Sample GCP Flask App using Cloud Natural Language API

Welcome! This is the stub project for building your Natural Language Analysis Platform using GCP.

Recommendations

  • We strongly recommend that you use a Bash terminal to install Google Cloud SDK (for running the back end) and run terminal commands. This project has been tested using the Bash terminal thus all terminal commands in the component READMEs are based in Bash. There is no guarantee that performing these commands in a non-bash terminal will work:
    • Linux and macOS terminals are Bash-based and will be fine
    • For Windows, it is strongly recommended to install and use Git Bash instead

Prerequisites

  1. Ability in or desire to learn Python!
    1.1 Python version: 3.10
  2. Ability in or desire to learn Google Cloud Platform!

Team Setup

  1. One person in your team should create a private GitHub clone of this repository. See here for instructions to make a private clone of this repository.
  2. The same person should add your team members' GitHub accounts into the private GitHub clone that you have made.
  3. This repo can then be used by your team to do the development.

The Goal

The goal is to set up a platform to analyse text data using GCP Services.

The Architecture

The architecture

The Back End

The back end is a REST endpoint service using the Flask framework in Python. This will be deployed in GCP App Engine. This component will talk to GCP's Natural Language API service to analyse our text, and use GCP Datastore as a NoSQL database for storage.
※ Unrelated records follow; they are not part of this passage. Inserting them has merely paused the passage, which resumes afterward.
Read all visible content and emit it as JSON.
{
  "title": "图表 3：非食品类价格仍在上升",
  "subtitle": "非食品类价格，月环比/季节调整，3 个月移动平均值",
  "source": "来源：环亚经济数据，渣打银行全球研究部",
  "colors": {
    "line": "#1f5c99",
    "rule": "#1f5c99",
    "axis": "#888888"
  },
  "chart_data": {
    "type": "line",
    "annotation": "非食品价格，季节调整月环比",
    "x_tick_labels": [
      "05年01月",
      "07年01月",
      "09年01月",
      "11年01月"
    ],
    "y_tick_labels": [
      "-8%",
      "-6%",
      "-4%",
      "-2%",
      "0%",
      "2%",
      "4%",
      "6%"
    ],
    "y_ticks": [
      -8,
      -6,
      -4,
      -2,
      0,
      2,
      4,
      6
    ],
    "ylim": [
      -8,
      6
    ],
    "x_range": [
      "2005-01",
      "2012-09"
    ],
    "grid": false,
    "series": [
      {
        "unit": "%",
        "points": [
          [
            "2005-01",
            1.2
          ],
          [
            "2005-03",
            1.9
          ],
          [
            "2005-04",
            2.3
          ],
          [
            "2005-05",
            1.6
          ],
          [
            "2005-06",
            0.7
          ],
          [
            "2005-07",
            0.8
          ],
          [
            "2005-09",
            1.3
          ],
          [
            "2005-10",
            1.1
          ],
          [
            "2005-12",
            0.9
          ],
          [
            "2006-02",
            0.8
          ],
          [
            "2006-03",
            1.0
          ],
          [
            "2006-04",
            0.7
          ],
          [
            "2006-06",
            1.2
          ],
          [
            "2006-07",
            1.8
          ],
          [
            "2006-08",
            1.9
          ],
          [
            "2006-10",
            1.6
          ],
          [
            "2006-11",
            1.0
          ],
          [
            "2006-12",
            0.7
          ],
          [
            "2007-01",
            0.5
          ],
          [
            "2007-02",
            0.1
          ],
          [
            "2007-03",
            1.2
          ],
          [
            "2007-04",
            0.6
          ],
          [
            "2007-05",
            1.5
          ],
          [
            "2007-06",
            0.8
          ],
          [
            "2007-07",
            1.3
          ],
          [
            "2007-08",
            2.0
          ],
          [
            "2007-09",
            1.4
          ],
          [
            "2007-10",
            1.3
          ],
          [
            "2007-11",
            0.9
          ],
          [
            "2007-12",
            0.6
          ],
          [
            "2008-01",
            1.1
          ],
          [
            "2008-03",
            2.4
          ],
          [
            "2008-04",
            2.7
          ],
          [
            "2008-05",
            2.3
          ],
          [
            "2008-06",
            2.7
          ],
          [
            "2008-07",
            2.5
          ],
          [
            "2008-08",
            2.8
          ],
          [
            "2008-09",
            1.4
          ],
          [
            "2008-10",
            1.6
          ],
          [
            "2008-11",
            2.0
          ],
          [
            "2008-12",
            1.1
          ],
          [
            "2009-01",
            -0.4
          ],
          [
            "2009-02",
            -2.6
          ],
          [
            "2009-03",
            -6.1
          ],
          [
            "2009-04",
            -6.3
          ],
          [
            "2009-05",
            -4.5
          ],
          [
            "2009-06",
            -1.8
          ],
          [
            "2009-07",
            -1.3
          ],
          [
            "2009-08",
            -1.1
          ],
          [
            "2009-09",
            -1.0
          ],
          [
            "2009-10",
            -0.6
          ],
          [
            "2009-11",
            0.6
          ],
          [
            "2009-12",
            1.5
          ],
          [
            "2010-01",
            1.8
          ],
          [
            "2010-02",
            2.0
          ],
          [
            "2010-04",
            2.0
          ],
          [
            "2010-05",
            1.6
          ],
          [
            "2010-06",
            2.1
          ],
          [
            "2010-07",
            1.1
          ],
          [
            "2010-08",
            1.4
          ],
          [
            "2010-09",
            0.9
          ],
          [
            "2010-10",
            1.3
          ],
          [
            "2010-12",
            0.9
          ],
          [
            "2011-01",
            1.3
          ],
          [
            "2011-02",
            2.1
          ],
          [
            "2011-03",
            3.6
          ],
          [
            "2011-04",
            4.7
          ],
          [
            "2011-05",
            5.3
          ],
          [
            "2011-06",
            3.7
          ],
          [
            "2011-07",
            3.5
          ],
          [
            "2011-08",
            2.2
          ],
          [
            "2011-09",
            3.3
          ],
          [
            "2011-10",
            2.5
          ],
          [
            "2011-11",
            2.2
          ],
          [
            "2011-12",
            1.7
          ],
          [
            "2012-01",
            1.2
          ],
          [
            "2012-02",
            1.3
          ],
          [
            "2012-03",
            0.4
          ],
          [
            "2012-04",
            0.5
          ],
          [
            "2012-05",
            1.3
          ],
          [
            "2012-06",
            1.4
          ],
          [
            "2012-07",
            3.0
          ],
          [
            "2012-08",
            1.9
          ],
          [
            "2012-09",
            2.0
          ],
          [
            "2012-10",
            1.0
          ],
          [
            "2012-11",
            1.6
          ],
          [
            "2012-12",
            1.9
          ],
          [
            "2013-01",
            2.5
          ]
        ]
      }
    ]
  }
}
The code for the backend is in the /backend_api folder.

The Front End

The front end is a Jupyter notebook which interacts with the backend REST service to obtain the analysed data, and then creates visualisations.

The code for the frontend is in the /frontend_notebook folder, as well as some coded examples of visualisation.

Get started

  1. Perform the back end configuration steps
  2. Perform the front end configuration steps

If you'd like run your code locally first (before publishing to GCP), you can have a look into Local setup with VS Code & DevContainer.

If you are interested, you can also give Github Codespaces a try - please have a look into Remote development with Github Codespaces.